Region Name Total AUM (bn) Holdings (tonnes) Flows (US$mn) Flows (% AUM)
North America 70.5 1,440.7 10,124.8 14.4%
Europe 64.7 1,322.1 8,800.0 13.6%
Asia 3.9 79.4 -11.9 -0.3%
Other 1.9 39.0 311.2 16.3%
Total 141.1 2,811.2 19,244.1 13.6%

YTD data as of December 31, 2019
(Source: World Gold Council)

In many parts of the world as well, gold ETFs are witnessing positive participation. In the year 2019, the WGC data shows that global gold-backed ETF holdings grew 14%, reaching an all-time high of ~2,900 tonnes (t) on the heels of uncertainty surrounding most parts of the world.

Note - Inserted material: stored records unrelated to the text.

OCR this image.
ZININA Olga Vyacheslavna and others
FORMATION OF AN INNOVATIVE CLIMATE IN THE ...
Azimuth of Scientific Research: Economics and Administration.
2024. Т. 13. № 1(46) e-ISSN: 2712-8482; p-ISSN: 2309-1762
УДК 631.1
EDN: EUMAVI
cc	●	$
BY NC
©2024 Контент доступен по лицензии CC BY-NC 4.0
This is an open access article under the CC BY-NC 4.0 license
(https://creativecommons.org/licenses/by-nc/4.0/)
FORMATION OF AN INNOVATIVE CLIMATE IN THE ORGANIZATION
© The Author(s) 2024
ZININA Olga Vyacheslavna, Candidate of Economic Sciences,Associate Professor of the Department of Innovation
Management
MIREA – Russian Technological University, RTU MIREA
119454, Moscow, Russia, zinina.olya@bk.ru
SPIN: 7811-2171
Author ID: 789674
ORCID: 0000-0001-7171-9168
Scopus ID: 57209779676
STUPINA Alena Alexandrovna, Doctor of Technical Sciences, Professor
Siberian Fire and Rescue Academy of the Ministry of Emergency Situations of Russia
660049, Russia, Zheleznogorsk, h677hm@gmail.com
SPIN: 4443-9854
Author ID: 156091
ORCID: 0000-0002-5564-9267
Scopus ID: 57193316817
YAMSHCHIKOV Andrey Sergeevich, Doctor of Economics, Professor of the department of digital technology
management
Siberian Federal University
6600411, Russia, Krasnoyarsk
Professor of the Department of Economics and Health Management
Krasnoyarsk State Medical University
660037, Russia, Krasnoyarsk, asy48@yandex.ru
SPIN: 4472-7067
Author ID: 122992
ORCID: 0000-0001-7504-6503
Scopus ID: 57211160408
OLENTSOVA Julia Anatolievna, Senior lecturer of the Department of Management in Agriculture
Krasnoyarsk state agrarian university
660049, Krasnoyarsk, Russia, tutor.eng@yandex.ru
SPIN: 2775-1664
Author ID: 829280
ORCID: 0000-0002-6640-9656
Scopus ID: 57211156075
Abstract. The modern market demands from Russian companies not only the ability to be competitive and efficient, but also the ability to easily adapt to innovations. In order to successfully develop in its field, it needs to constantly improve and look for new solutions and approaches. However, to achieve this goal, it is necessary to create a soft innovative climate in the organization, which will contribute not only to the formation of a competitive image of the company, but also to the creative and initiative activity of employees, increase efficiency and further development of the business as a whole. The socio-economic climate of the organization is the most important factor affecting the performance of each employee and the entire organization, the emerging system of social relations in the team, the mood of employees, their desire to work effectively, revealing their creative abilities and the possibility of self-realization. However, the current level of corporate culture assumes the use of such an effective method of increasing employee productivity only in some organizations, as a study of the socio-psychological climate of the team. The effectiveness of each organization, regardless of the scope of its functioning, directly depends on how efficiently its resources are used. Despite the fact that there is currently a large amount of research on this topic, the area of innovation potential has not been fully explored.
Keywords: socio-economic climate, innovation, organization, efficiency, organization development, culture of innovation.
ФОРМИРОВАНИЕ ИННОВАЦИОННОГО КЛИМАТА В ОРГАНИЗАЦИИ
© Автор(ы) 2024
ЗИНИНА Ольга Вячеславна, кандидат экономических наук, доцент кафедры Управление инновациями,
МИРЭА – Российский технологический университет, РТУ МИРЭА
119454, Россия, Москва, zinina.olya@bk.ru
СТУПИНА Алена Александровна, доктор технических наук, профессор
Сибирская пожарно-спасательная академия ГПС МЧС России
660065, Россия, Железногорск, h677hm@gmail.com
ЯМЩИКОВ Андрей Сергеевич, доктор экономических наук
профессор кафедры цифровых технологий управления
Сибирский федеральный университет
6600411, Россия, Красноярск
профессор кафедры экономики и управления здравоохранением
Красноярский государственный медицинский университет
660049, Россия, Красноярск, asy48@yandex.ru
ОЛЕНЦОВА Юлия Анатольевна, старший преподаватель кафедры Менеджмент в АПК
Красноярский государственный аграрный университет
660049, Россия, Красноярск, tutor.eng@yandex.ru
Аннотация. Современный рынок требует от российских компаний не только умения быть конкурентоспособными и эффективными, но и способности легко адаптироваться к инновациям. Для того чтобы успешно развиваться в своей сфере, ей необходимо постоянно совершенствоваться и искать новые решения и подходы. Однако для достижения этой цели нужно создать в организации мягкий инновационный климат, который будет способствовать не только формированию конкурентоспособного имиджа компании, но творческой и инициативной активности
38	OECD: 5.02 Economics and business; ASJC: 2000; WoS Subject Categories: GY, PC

Going forward, the following factors are expected to prove supportive for gold:

  • Easy monetary policy stance adopted by central banks in the developed economies.
  • A vulnerable rupee against the USD.
  • Subdued economic growth in many parts of the world and fears of a recession.
  • A record-high global debt-to-GDP of US$ 250.9 trillion in the first half of the year 2019 (mainly led by the US and China) according to the Institute of International Finance (IIF) report released in November 2019. And the IIF estimates it to exceed US$ 255 trillion by the end of 2019.
  • Trade war tensions looming between US-China and other economies.
  • Heightened geopolitical risk.
  • Increased stock market volatility.
  • Rise in food prices and international oil.
  • And the potential upside risk to retail inflation.

Even the IMF Global Financial Stability report highlights an increase in the level of risk among multiple global metrics and therefore the importance of owning gold in one’s portfolio.

The precious yellow metal as an asset class is an effective portfolio diversifier and serves as a store of value, a lender of last resort during economic uncertainties/crisis.

The long-term secular uptrend exhibited by gold is something that invites attention and highlights the importance of owning gold in the portfolio with a longer investment horizon. So, consider allocating upto 10-15% of your entire investment portfolio to gold via gold ETFs and/or gold savings fund and hold it with a long-term investment horizon.